# Let's see your projection set up from years past



## Turbophanx (Jun 30, 2008)

Here is my display including the atmosfear fx pumpkins DVD.





Let's see what you have done, I am especially interested in rear projection projects.


----------



## Fright Boy (Oct 1, 2014)

*Are you asking to see how it is set up, or the finished effect?*


----------



## Turbophanx (Jun 30, 2008)

Fright Boy said:


> *Are you asking to see how it is set up, or the finished effect?*


Yes.


----------



## RoxyBlue (Oct 6, 2008)

Don't have pictures at hand, but I can tell you how we did a rear projection effect. Spooky1 made a frame out of PVC piping big enough to stand in front of one of our bedroom windows - I believe it was 1" tubing and he used PVC elbow joints at the corners. I took a plain white sheet and sewed a casing on one end (may have done both ends, but can't remember at the moment) big enough to allow the pipe to slip through easily. To set up, pull the pipe apart at a corner, slide on the sheet, and reattach. We simply leaned it against the window because it wasn't in a high traffic area. The beauty of this set up is it's cheap, easy to assemble, and easy to take apart for storage.
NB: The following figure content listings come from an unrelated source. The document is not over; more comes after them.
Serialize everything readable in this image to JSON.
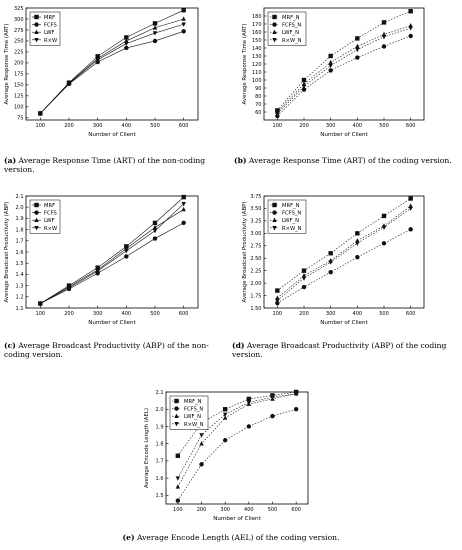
{
  "chart_data": [
    {
      "id": "a",
      "type": "line",
      "panel_label": "(a)",
      "caption": "Average Response Time (ART) of the non-coding version.",
      "xlabel": "Number of Client",
      "ylabel": "Average Response Time (ART)",
      "x": [
        100,
        200,
        300,
        400,
        500,
        600
      ],
      "xticks": [
        100,
        200,
        300,
        400,
        500,
        600
      ],
      "ylim": [
        70,
        325
      ],
      "yticks": [
        75,
        100,
        125,
        150,
        175,
        200,
        225,
        250,
        275,
        300,
        325
      ],
      "legend_position": "top-left",
      "series": [
        {
          "name": "MRF",
          "marker": "square",
          "dash": "solid",
          "values": [
            85,
            155,
            215,
            258,
            290,
            320
          ]
        },
        {
          "name": "FCFS",
          "marker": "circle",
          "dash": "solid",
          "values": [
            85,
            152,
            202,
            234,
            250,
            272
          ]
        },
        {
          "name": "LWF",
          "marker": "triangle-up",
          "dash": "solid",
          "values": [
            85,
            154,
            210,
            250,
            280,
            300
          ]
        },
        {
          "name": "R×W",
          "marker": "triangle-down",
          "dash": "solid",
          "values": [
            85,
            153,
            207,
            244,
            268,
            288
          ]
        }
      ]
    },
    {
      "id": "b",
      "type": "line",
      "panel_label": "(b)",
      "caption": "Average Response Time (ART) of the coding version.",
      "xlabel": "Number of Client",
      "ylabel": "Average Response Time (ART)",
      "x": [
        100,
        200,
        300,
        400,
        500,
        600
      ],
      "xticks": [
        100,
        200,
        300,
        400,
        500,
        600
      ],
      "ylim": [
        50,
        190
      ],
      "yticks": [
        60,
        70,
        80,
        90,
        100,
        110,
        120,
        130,
        140,
        150,
        160,
        170,
        180
      ],
      "legend_position": "top-left",
      "series": [
        {
          "name": "MRF_N",
          "marker": "square",
          "dash": "dotted",
          "values": [
            62,
            100,
            130,
            152,
            172,
            186
          ]
        },
        {
          "name": "FCFS_N",
          "marker": "circle",
          "dash": "dotted",
          "values": [
            55,
            88,
            112,
            128,
            142,
            155
          ]
        },
        {
          "name": "LWF_N",
          "marker": "triangle-up",
          "dash": "dotted",
          "values": [
            60,
            95,
            122,
            142,
            157,
            168
          ]
        },
        {
          "name": "R×W_N",
          "marker": "triangle-down",
          "dash": "dotted",
          "values": [
            58,
            92,
            118,
            138,
            154,
            165
          ]
        }
      ]
    },
    {
      "id": "c",
      "type": "line",
      "panel_label": "(c)",
      "caption": "Average Broadcast Productivity (ABP) of the non-coding version.",
      "xlabel": "Number of Client",
      "ylabel": "Average Broadcast Productivity (ABP)",
      "x": [
        100,
        200,
        300,
        400,
        500,
        600
      ],
      "xticks": [
        100,
        200,
        300,
        400,
        500,
        600
      ],
      "ylim": [
        1.1,
        2.1
      ],
      "yticks": [
        1.1,
        1.2,
        1.3,
        1.4,
        1.5,
        1.6,
        1.7,
        1.8,
        1.9,
        2.0,
        2.1
      ],
      "legend_position": "top-left",
      "series": [
        {
          "name": "MRF",
          "marker": "square",
          "dash": "solid",
          "values": [
            1.14,
            1.3,
            1.46,
            1.65,
            1.86,
            2.09
          ]
        },
        {
          "name": "FCFS",
          "marker": "circle",
          "dash": "solid",
          "values": [
            1.14,
            1.27,
            1.41,
            1.56,
            1.72,
            1.86
          ]
        },
        {
          "name": "LWF",
          "marker": "triangle-up",
          "dash": "solid",
          "values": [
            1.14,
            1.29,
            1.44,
            1.63,
            1.82,
            1.98
          ]
        },
        {
          "name": "R×W",
          "marker": "triangle-down",
          "dash": "solid",
          "values": [
            1.14,
            1.28,
            1.43,
            1.61,
            1.79,
            2.03
          ]
        }
      ]
    },
    {
      "id": "d",
      "type": "line",
      "panel_label": "(d)",
      "caption": "Average Broadcast Productivity (ABP) of the coding version.",
      "xlabel": "Number of Client",
      "ylabel": "Average Broadcast Productivity (ABP)",
      "x": [
        100,
        200,
        300,
        400,
        500,
        600
      ],
      "xticks": [
        100,
        200,
        300,
        400,
        500,
        600
      ],
      "ylim": [
        1.5,
        3.75
      ],
      "yticks": [
        1.5,
        1.75,
        2.0,
        2.25,
        2.5,
        2.75,
        3.0,
        3.25,
        3.5,
        3.75
      ],
      "legend_position": "top-left",
      "series": [
        {
          "name": "MRF_N",
          "marker": "square",
          "dash": "dotted",
          "values": [
            1.85,
            2.25,
            2.6,
            3.0,
            3.35,
            3.7
          ]
        },
        {
          "name": "FCFS_N",
          "marker": "circle",
          "dash": "dotted",
          "values": [
            1.6,
            1.92,
            2.22,
            2.52,
            2.8,
            3.08
          ]
        },
        {
          "name": "LWF_N",
          "marker": "triangle-up",
          "dash": "dotted",
          "values": [
            1.7,
            2.15,
            2.45,
            2.85,
            3.15,
            3.55
          ]
        },
        {
          "name": "R×W_N",
          "marker": "triangle-down",
          "dash": "dotted",
          "values": [
            1.65,
            2.1,
            2.42,
            2.8,
            3.12,
            3.5
          ]
        }
      ]
    },
    {
      "id": "e",
      "type": "line",
      "panel_label": "(e)",
      "caption": "Average Encode Length (AEL) of the coding version.",
      "xlabel": "Number of Client",
      "ylabel": "Average Encode Length (AEL)",
      "x": [
        100,
        200,
        300,
        400,
        500,
        600
      ],
      "xticks": [
        100,
        200,
        300,
        400,
        500,
        600
      ],
      "ylim": [
        1.45,
        2.1
      ],
      "yticks": [
        1.5,
        1.6,
        1.7,
        1.8,
        1.9,
        2.0,
        2.1
      ],
      "legend_position": "top-left",
      "series": [
        {
          "name": "MRF_N",
          "marker": "square",
          "dash": "dotted",
          "values": [
            1.73,
            1.92,
            2.0,
            2.06,
            2.08,
            2.1
          ]
        },
        {
          "name": "FCFS_N",
          "marker": "circle",
          "dash": "dotted",
          "values": [
            1.47,
            1.68,
            1.82,
            1.9,
            1.96,
            2.0
          ]
        },
        {
          "name": "LWF_N",
          "marker": "triangle-up",
          "dash": "dotted",
          "values": [
            1.55,
            1.8,
            1.95,
            2.03,
            2.06,
            2.09
          ]
        },
        {
          "name": "R×W_N",
          "marker": "triangle-down",
          "dash": "dotted",
          "values": [
            1.6,
            1.85,
            1.97,
            2.04,
            2.07,
            2.09
          ]
        }
      ]
    }
  ]
}
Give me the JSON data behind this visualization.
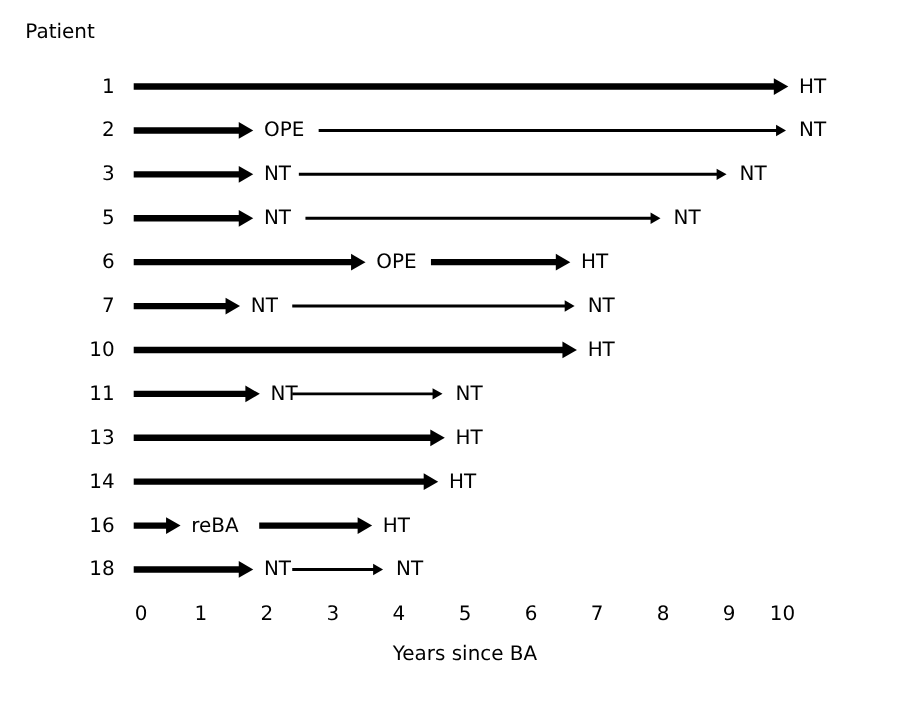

The projector was set on a small table on the opposite side of the room, probably less than 10 feet from the window since the room is not very big.

In our haunt video for 2013, you can see a couple of still shots at 2:38 - 2:41 that show how some images of the projection (AtmosFEARFX video) looked from outside the house.

http://www.hauntforum.com/showthread.php?t=38314


----------



## Fright Boy (Oct 1, 2014)

*I don't have any of my behind the scenes setup, but here is the finished effect.








*


----------



## jaege (Aug 23, 2009)

I set up tomorrow. I will try to post something then.


----------



## Turbophanx (Jun 30, 2008)

Very cool guys...keep 'em coming.


----------



## darrylqmiller (Oct 22, 2012)

My projector is supposed to be here tomorrow. I'm using AtmosfearFX HD ghost videos and going to project in garage window. Will post in the next few days.


----------



## Dr Frankenscream (Dec 1, 2007)

Here are some pics from 2013...


Update: Can't figure out how to attach some .jpg files


----------



## darrylqmiller (Oct 22, 2012)

Here's a quick set up to try the projector. Cheap $5.00 medium weight shower curtain from Wal Mart taped to the french doors and video shot with IPhone.
I will saw that the bright white hot spot seen here is not sen when you see it in person, it's a nice even color across the screen. Not sure if the shower curtain will work due to all the wrinkles but they have a sheer curtain that looks like it will work as well for like $6.

Using a Optima 3000 Lumen projector I picked up off of Amazon for a bit over $300.

http://i145.photobucket.com/albums/r220/darrylqmiller/HAlloween/AA192F80-FC65-4ED0-9917-B474D167DE70.mp4

Cant seem to embed video sorry.


----------



## beaver state rich (Jan 25, 2014)

We run video all month. Shower curtains are great for one night but for wind and storms we used 2.5" black abs for the frame. Black para cord for guy lines. Screen itself was white canvas drop cloth. With brass gromets every foot. It lasted 4 years including a nasty storm last year. video quality was good. Also don't overlook a real screen. There are great deals on used units. We installed a 10' elite powered screen under our eve that I picked up at a university sale for $20.00. We are also projecting onto black scrim makes a psudeo peppers effect in the graveyard.


----------



## Fright Boy (Oct 1, 2014)

*So I finally loaded up a video of my Ghost Maid. The audio was just something I added in during editing. This was from a test and I didn't have anything playing at the time. I also cut out some of the time in between appearances of her so you wouldn't have to wait 8-10 seconds for her to appear.





*


----------



## 661yardhaunt (Oct 4, 2011)

My 2013 display with 9 projectors! 




My new projection for 14'


----------



## deadSusan (Jun 26, 2013)

Wow 661 that's impressive!

And very cool Fright Boy.


----------



## ATLfun (Oct 12, 2012)

661- The blood walls video was very impressive, because I assume that it was handmade and not a store bought video. You certainly have an impressive display.


----------